Many names have been proposed at the subspecies, variety and form levels, but as of June 2014 only the following are recognized:

  • Dactylorhiza majalis subsp. baltica (Klinge) H.Sund. – Finland, Germany, the Baltic Republics, Russia, Siberia, Kazakhstan
  • Dactylorhiza majalis subsp. ebudensis (Wief. ex R.M.Bateman & Denholm) M.R.Lowe – Outer Hebrides of Scotland
  • Dactylorhiza majalis var. francis-drucei (Wilmott) R.M.Bateman & Denholm – Scotland
  • Dactylorhiza majalis var. kerryensis (Wilmott) R.M.Bateman & Denholm – western Ireland
  • Dactylorhiza majalis subsp. majalis – widespread across much of Europe from Spain to Russia
  • Dactylorhiza majalis subsp. occidentalis (Pugsley) P.D.Sell – Britain and Ireland
  • Dactylorhiza majalis subsp. sphagnicola (Höppner) H.A.Pedersen & Hedrén – Scandinavia, Germany, France, Belgium, Netherlands
  • Dactylorhiza majalis subsp. traunsteinerioides (Pugsley) R.M.Bateman & Denholm – Britain and Ireland


The broad-leaved marsh orchid hybridizes quite commonly with other species of its genus.

  • Dactylorhiza × aschersoniana (Dactylorhiza incarnata × D. majalis)
  • Dactylorhiza × braunii (Dactylorhiza fuchsii × D. majalis)
  • Dactylorhiza × dufftiana (Dactylorhiza traunsteineri × D. majalis)
  • Dactylorhiza × godferyana (Dactylorhiza praetermissa × D. majalis)
  • Dactylorhiza × kuehnensis (Dactylorhiza ruthei × D. majalis)
  • Dactylorhiza × townsendiana (Dactylorhiza maculata × D. majalis)
  • Dactylorhiza × rupertii (Dactylorhiza sambucina × D. majalis)

More rarely, hybrids with other genera (intergeneric hybrids) occur.

  • ×Dactyloglossum drucei (Coeloglossum viride × Dactylorhiza majalis)
  • ×Dactylodenia lebrunii (Dactylorhiza majalis × Gymnadenia conopsea)


Dactylorhiza majalis is widespread across much of Europe and north-central Asia, from Spain and Ireland to Siberia and Kazakhstan.

In Germany the broad-leaved marsh orchid is widespread but with several gaps. In many places, especially from western to northern Germany, it is extinct.

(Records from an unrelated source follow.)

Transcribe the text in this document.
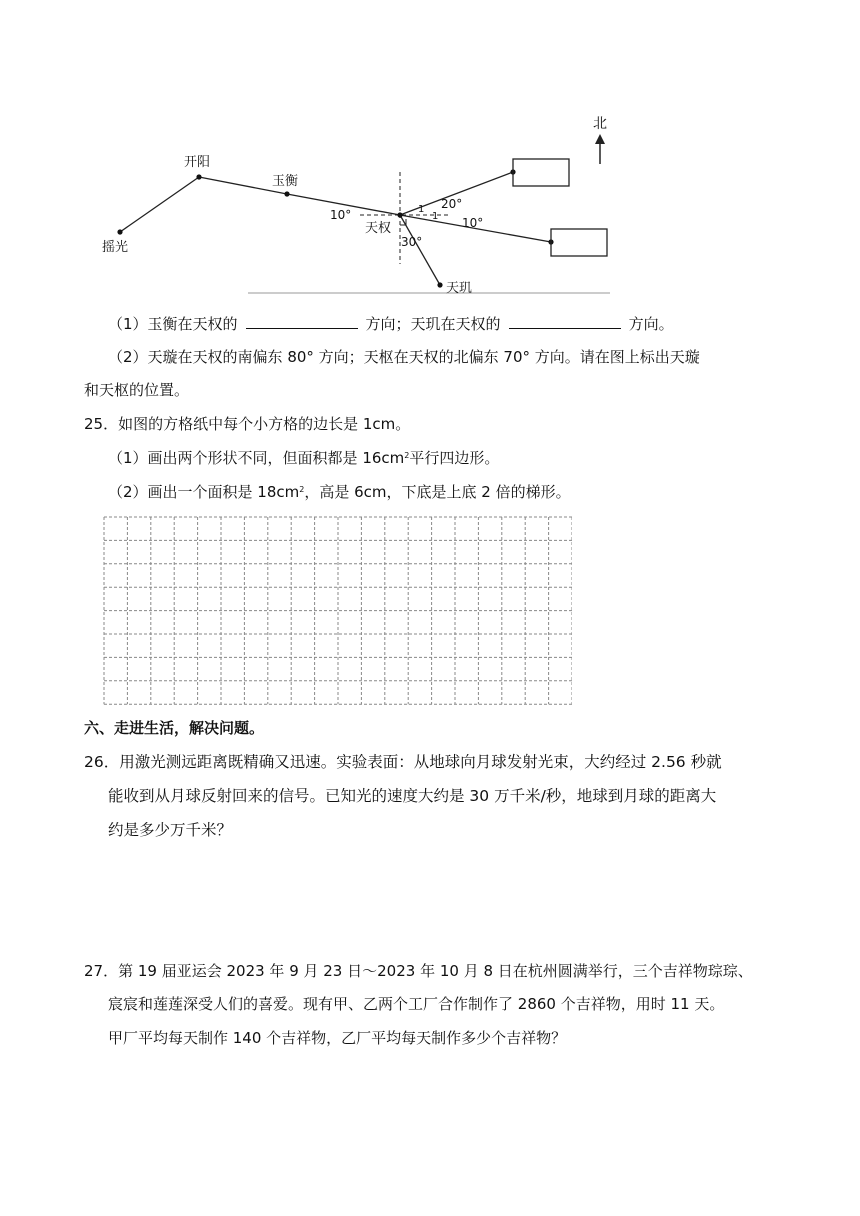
北
开阳
玉衡
摇光
天权
天玑
10°
20°
10°
30°
1
1
（1）玉衡在天权的	方向；天玑在天权的	方向。
（2）天璇在天权的南偏东 80° 方向；天枢在天权的北偏东 70° 方向。请在图上标出天璇
和天枢的位置。
25．如图的方格纸中每个小方格的边长是 1cm。
（1）画出两个形状不同，但面积都是 $16cm^2$平行四边形。
（2）画出一个面积是 $18cm^2$，高是 6cm，下底是上底 2 倍的梯形。
六、走进生活，解决问题。
26．用激光测远距离既精确又迅速。实验表面：从地球向月球发射光束，大约经过 2.56 秒就
能收到从月球反射回来的信号。已知光的速度大约是 30 万千米/秒，地球到月球的距离大
约是多少万千米？
27．第 19 届亚运会 2023 年 9 月 23 日～2023 年 10 月 8 日在杭州圆满举行，三个吉祥物琮琮、
宸宸和莲莲深受人们的喜爱。现有甲、乙两个工厂合作制作了 2860 个吉祥物，用时 11 天。
甲厂平均每天制作 140 个吉祥物，乙厂平均每天制作多少个吉祥物？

In Switzerland it is also quite widespread. A significant gap is found south of the Aar between Aarau and Lake Neuchâtel.


Although the broad-leaved marsh orchid is commonly found in some regions, it is nevertheless protected as an orchid.

As with many marsh plants, the numbers of this species have been dwindling for quite some time. The main causes are the entry of nitrogen via fertilizer, drying out of the habitat, and intensive conversion to pasture. The broad-leaved marsh orchid does not react so sensitively to changes in its habitat as for example the early marsh orchid, Dactylorhiza incarnata. It is usually the last of the native orchids to disappear. This tolerance makes it a still relatively common species.